With a complex threat landscape, and more of a track record to rely on, law firms are increasingly looking to shift some of the responsibility and risk for information security to their vendors in the cloud: “Lawyers And Cloud Computing: It’s Not So Complicated Anymore” —

• “Cloud computing is a concept that most lawyers are familiar with in 2019. But it wasn’t always that way.”
• “[b]eginning in 2010, cloud ethics opinions were issued quite frequently, with as many as three or four being handed down by various jurisdictions in some years. But beginning in early 2017, after the Illinois opinion listed above (Opinion No. 16-06), there was a noticeable lull, with no opinions being issued to the best of my knowledge until Texas addressed the issue a full year and a half after the Illinois opinion.”
• “I would suggest that the reason for this is simple: cloud computing is now an accepted, trusted technology. As a result lawyers are comfortable using it, and thus don’t feel the need to submit inquiries to their bar associations’ ethics committees regarding whether it’s ethical to do so. In fact, according to the latest ABA Legal Technology Survey report, the majority of lawyers (55 percent) have used cloud computing software tools for law-related tasks.”

For example, several firms have cited security as a key driver in adopting cloud based document management solutions. Here’s a recent one from Anthony Garza Sr. Director of IT at Dickinson Wright, quoted: “What really changed the game for us was NetDocuments’ commitment to security and their willingness to help the firm navigate our cloud-based security challenges.”

“Why Hidden Malware May Be Potential National Catastrophe” —

• “Another class of company being targeted aggressively by these super stealthy offerings are law firms. Speculation is–given these are mostly very large firms that do lots of M&A–that the effort is to get insider trading information. This is less of a global threat, but it would potentially be a firm killer, because the Securities and Exchange Commission typically takes a very dim view of anyone who participates in insider trading.”
• “The SEC clearly could source the compromised law firm that was the cause of an identified insider trading event. Thinking more broadly, what will the clients of that firm do if/when they find that all their confidential information on that firm’s servers was now public?”
• “This not only could kill the law firm, but it could do massive damage to the firm’s clients. Since we are talking about some of the largest law firms in the U.S., that devastation could be massive.”
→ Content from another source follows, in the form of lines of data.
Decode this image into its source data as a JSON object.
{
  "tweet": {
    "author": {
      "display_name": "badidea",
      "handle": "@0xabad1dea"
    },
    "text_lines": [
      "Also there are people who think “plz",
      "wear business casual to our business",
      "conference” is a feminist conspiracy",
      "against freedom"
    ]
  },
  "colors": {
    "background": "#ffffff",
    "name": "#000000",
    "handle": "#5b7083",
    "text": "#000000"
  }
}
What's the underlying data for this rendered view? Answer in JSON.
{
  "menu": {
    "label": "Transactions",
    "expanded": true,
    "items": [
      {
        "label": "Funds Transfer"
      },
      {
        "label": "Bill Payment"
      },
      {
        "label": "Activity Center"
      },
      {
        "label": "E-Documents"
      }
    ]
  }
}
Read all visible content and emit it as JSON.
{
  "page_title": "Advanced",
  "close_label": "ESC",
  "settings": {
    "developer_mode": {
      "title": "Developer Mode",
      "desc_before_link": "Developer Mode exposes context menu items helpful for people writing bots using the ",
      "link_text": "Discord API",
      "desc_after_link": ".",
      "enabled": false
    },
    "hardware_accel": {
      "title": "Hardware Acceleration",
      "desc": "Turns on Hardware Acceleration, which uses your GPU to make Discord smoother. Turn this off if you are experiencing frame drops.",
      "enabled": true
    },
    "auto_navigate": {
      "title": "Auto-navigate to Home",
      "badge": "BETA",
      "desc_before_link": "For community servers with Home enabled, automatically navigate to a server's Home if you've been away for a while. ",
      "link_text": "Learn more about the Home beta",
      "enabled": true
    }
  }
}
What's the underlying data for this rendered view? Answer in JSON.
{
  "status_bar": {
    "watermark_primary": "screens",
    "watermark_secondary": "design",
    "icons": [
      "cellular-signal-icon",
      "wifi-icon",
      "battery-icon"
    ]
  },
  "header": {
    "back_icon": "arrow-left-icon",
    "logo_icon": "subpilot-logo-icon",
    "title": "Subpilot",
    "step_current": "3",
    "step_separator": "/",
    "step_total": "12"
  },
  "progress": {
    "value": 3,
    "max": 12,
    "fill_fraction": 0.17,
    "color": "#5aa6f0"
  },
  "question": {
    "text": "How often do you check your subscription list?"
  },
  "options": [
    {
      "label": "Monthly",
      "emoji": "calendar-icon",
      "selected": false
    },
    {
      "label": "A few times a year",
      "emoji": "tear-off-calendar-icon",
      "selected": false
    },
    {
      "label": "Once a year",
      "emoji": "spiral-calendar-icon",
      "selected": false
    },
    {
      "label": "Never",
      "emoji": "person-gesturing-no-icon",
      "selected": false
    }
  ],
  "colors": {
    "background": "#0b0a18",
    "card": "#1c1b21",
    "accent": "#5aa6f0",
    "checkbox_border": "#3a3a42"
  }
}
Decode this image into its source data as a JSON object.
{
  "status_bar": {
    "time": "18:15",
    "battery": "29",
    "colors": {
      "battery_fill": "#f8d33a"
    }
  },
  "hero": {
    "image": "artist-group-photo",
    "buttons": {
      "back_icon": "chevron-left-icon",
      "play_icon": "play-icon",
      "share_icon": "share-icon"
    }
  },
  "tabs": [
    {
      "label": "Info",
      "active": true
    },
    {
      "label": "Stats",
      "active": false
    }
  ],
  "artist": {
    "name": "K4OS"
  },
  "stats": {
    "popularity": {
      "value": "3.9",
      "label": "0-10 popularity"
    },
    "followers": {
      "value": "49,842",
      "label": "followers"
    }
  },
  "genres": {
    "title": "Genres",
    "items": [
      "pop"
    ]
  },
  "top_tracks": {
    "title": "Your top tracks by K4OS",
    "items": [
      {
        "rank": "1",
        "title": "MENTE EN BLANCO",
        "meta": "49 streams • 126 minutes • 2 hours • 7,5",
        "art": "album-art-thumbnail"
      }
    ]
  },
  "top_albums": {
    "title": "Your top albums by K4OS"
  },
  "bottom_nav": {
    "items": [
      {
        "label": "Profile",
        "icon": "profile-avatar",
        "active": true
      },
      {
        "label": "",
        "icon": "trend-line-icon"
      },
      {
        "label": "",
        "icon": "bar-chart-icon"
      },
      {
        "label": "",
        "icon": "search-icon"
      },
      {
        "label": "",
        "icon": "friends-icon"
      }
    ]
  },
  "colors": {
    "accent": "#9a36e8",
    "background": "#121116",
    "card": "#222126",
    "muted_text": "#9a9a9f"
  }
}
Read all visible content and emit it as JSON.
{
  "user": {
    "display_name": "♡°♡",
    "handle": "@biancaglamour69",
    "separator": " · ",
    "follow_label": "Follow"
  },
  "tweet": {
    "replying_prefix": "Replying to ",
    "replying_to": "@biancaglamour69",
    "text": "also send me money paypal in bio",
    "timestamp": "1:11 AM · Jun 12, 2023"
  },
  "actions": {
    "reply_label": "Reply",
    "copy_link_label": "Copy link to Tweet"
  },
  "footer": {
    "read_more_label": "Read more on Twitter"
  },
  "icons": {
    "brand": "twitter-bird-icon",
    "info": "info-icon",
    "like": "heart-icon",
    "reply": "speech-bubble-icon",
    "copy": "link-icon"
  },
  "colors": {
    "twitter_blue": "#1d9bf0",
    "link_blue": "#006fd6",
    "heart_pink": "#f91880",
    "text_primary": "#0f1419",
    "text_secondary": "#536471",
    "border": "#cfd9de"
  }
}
Also making news recently is the malware attack on Wolters Kluwer, which provides software (and houses data) for accountants, lawyers and other professionals. Vendors matter: “A malware attack against accounting software giant Wolters Kluwer is causing a ‘quiet panic’ at accounting firms” —

• “A malware attack on Wolters Kluwer, a popular tax and accounting software platform, has left many in the accounting world unable to work this week and sparked concerns about the security of the tax return and financial information stored on the company’s cloud servers.”
• “Wolters Kluwer provides software and services to all of the top 100 accounting firms in the U.S., 90% of top global banks and 93% of Fortune 500 companies, according to its web site.”
• “A cybersecurity professional at one Big Four accounting firm said she had received reassurances from Wolters Kluwer that account information had not been accessed. But she also said her firm took additional precautions to ‘limit any possible exposure’ to the malware attack through the accounting giant’s technology connections to the software company.”